A série documental “Vai Anitta”, lançada no catálogo da Netflix, em 2018, adentrou a casa da família e do casamento repentino da cantora, mas “Vai Anitta” não mostra o que queríamos, de fato, saber. em “Anitta: Made In Honório”,  nova produção da Netflix, ela reconhece o sucesso de um método que não é seu, mas vai estabelecendo detalhes que transformem a coisa toda em autoral; como quando repetiu a fórmula do vídeo de Bitch I’m Madonna em “Indecente”, mas fez isso ao vivo e cantando em espanhol. Anitta é esperta, inteligente e sabe qual é sua marca e seu público. A comparação com Madonna não é leviana. Ao contrário: é certeira.

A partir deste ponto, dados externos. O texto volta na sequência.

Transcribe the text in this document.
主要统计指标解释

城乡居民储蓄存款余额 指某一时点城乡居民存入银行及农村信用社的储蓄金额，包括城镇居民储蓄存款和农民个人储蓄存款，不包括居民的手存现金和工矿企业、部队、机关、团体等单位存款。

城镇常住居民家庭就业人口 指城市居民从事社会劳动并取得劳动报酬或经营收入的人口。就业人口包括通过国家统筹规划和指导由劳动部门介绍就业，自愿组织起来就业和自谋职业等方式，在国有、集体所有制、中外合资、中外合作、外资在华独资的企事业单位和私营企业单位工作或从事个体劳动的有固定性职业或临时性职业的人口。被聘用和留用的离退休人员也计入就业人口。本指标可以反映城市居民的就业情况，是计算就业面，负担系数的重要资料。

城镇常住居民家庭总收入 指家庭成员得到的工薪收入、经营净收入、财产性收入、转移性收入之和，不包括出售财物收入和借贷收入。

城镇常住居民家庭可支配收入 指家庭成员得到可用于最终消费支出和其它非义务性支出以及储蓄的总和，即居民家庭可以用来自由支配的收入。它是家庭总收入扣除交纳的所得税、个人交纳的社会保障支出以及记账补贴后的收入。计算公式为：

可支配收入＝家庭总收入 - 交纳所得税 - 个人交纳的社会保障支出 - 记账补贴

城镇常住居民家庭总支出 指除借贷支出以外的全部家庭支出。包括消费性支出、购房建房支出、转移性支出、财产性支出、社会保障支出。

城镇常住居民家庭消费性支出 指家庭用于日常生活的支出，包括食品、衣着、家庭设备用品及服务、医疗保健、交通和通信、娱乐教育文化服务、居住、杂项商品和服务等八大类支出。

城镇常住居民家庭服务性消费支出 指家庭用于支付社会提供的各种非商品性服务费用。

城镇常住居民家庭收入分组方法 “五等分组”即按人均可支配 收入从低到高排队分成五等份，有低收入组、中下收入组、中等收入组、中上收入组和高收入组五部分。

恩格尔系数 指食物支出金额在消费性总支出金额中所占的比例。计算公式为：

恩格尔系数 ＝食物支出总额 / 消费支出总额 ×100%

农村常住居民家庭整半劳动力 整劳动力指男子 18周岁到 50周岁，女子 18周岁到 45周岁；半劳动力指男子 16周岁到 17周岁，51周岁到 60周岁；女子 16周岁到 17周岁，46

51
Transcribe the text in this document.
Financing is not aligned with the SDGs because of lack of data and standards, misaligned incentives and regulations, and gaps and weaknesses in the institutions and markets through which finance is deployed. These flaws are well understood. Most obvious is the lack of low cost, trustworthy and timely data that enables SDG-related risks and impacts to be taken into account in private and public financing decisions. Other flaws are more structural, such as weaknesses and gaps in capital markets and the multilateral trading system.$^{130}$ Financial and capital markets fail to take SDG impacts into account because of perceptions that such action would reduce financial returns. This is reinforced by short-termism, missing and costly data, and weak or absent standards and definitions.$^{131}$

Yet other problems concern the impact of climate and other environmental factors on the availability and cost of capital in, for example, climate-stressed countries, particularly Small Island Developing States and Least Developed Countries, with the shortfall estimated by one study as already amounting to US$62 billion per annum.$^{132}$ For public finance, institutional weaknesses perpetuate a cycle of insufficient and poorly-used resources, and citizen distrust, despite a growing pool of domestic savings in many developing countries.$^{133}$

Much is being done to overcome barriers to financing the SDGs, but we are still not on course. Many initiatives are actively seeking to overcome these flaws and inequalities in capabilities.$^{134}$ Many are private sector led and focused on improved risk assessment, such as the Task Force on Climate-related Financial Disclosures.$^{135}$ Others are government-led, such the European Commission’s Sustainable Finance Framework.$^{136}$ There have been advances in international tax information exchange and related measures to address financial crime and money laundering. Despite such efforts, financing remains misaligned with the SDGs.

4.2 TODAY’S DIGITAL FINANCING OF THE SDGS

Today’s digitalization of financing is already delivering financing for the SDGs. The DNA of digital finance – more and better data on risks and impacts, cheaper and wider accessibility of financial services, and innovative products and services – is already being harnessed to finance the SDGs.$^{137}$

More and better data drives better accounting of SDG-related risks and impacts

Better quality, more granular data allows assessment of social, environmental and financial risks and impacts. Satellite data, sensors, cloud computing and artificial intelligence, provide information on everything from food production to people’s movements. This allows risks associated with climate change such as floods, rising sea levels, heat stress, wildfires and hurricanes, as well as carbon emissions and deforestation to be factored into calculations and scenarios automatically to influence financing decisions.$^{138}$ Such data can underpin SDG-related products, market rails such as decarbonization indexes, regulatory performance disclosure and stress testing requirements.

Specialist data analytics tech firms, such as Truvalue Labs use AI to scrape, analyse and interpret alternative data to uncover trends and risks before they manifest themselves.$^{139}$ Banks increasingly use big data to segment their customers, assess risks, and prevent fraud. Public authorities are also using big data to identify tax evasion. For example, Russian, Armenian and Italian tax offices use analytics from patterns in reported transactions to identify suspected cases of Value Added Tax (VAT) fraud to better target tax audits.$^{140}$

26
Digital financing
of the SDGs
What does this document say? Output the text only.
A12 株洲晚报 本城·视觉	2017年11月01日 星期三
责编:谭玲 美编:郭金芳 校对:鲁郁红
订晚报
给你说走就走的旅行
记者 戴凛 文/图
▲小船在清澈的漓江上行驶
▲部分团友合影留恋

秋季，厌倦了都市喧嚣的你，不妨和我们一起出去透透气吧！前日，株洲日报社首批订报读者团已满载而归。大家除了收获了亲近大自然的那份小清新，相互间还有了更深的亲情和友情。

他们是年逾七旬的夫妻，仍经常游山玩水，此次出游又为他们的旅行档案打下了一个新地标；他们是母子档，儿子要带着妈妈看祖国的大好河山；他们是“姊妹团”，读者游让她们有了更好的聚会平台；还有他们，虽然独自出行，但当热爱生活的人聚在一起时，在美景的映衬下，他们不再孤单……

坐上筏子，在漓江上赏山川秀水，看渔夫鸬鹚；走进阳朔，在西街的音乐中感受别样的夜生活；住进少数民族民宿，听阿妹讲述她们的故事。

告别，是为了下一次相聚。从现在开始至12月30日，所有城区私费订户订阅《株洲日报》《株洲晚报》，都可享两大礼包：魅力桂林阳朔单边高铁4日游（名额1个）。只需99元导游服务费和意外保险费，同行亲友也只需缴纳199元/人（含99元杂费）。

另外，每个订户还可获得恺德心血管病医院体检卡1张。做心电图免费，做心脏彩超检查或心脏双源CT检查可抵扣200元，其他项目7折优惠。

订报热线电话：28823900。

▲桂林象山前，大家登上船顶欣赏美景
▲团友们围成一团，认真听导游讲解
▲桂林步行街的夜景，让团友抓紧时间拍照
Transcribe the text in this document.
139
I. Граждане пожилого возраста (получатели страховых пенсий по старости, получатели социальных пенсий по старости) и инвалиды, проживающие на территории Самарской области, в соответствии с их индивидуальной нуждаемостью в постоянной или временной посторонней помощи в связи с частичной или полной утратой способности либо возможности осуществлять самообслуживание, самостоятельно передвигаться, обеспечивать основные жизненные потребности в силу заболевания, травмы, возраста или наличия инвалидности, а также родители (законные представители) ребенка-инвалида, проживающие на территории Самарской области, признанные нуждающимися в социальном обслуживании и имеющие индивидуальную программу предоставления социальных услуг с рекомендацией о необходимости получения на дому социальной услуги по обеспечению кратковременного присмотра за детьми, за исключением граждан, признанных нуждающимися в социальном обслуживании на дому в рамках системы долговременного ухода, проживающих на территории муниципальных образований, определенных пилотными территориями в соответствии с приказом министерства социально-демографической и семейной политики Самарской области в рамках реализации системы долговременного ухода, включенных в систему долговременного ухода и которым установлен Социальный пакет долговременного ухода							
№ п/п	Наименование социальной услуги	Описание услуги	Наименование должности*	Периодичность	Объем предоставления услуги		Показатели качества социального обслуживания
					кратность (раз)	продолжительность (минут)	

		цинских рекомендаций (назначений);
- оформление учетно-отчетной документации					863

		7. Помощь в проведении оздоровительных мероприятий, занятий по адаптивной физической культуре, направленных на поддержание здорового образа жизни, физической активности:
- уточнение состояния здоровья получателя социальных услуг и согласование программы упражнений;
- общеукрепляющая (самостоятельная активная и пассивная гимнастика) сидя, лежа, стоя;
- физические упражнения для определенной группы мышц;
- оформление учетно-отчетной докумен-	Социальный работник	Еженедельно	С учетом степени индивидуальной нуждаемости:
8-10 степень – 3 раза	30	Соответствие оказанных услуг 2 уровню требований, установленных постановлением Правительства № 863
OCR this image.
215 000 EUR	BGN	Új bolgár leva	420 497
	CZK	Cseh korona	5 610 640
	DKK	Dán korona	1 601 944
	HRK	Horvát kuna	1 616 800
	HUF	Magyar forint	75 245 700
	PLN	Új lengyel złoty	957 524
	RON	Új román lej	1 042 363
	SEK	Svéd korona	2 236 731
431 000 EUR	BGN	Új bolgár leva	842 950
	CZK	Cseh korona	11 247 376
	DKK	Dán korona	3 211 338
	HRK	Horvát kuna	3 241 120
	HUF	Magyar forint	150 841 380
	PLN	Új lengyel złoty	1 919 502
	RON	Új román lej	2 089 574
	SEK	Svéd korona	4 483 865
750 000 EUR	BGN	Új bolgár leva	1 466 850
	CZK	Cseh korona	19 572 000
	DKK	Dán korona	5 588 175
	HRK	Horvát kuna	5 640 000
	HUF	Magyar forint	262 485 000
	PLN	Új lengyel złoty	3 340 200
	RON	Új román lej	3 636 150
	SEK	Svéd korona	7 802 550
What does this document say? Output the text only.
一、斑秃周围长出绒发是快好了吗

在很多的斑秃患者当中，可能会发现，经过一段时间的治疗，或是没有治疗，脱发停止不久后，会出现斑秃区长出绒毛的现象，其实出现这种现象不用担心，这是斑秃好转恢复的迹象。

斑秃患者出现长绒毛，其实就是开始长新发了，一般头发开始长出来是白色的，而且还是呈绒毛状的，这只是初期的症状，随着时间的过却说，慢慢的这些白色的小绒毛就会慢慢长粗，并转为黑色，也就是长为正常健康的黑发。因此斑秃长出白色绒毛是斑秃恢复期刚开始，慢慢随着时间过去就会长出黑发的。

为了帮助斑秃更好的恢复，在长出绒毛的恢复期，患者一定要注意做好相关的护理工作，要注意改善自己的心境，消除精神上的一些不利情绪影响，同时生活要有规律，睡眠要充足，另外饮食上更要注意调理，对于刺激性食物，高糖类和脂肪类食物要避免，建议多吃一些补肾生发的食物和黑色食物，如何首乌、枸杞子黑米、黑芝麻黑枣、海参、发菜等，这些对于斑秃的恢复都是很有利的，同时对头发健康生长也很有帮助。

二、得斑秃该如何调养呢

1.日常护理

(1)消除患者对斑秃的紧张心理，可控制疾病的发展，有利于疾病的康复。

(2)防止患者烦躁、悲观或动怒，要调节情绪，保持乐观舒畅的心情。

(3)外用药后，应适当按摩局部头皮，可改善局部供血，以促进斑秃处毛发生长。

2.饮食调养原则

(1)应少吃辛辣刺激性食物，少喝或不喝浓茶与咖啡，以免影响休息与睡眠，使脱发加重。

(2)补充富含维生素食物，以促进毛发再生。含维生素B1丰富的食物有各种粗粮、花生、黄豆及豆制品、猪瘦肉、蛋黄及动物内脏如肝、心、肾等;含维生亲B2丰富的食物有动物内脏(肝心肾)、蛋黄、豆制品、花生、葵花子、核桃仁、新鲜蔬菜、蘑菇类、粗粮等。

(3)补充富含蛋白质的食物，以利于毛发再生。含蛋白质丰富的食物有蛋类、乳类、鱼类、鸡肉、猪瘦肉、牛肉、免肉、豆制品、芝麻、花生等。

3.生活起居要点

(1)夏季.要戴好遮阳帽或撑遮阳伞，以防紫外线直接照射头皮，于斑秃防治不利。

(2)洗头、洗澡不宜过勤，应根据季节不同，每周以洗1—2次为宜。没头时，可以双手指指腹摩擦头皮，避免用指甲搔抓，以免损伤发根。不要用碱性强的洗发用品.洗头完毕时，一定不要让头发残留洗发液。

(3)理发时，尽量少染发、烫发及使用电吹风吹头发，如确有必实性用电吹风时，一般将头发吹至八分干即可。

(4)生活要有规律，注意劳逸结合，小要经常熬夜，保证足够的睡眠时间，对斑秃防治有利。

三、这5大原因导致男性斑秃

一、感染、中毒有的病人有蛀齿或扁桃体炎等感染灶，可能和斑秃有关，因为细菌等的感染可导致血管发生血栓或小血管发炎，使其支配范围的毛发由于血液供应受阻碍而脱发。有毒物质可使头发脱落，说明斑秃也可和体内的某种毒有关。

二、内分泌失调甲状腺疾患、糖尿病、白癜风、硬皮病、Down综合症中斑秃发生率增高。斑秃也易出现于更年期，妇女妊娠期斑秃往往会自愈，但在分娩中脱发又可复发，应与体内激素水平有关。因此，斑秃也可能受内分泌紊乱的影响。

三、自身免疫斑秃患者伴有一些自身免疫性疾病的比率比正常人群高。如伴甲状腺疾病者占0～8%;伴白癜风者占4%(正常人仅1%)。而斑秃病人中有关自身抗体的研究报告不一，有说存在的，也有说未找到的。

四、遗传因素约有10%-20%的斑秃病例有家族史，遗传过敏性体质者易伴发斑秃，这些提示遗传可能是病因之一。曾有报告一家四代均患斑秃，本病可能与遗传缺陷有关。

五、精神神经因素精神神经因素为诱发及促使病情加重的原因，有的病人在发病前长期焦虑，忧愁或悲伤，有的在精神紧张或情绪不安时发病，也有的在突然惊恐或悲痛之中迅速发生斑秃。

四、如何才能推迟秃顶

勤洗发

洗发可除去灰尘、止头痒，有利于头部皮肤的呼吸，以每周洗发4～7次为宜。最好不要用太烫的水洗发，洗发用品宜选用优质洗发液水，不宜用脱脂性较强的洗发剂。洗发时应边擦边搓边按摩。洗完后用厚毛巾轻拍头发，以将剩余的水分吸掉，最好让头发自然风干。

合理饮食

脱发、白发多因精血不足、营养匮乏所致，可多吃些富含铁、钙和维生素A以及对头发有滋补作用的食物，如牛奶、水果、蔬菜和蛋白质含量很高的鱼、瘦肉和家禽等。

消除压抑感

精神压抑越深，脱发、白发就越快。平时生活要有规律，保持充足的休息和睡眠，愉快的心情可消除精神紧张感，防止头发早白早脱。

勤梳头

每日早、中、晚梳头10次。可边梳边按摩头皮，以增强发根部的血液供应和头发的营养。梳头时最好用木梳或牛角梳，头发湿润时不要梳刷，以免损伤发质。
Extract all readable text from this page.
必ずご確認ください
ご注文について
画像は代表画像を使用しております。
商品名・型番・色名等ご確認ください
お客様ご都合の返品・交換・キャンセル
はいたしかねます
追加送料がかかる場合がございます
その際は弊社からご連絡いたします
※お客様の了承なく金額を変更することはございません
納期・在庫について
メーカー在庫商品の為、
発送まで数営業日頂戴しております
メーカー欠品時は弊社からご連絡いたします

Assim como Madonna, Anitta é obcecada com a ideia de ser a maior das estrelas e de exibir-se como nenhuma outra já fizera. Em “Anitta: Made In Honório”, entendemos a origem do nome artístico, porém nos primeiros minutos, Anitta já aparece dando bronca em seus funcionários. Aliás, essa é uma dinâmica que o espectador verá se repetir muitas e muitas vezes durante os seis novos episódios. Além disso, permite que as câmeras entrassem mais na própria casa, sim, ela permitiu que as câmeras registrassem – e que a edição mantivesse – toda a maneira absurdamente controladora como seus negócios são regidos.

Além disso, o próprio irmão de Anitta fala sobre como às vezes é difícil trabalhar com ela. O curioso é que a obra, de fato, é mais realista. São inúmeras as vezes em que ela aparece afirmando ser a única capaz de fazer o trabalho direito. Gritos e palavrões são partes igualmente presentes dessas sequências.

Quando o show em Madureira acontece, temos material suficiente para entender o que aquilo significa para todas aquelas pessoas. É uma catarse que consegue sim, justificar e explicar Anitta. Porém, será que justifica, realmente?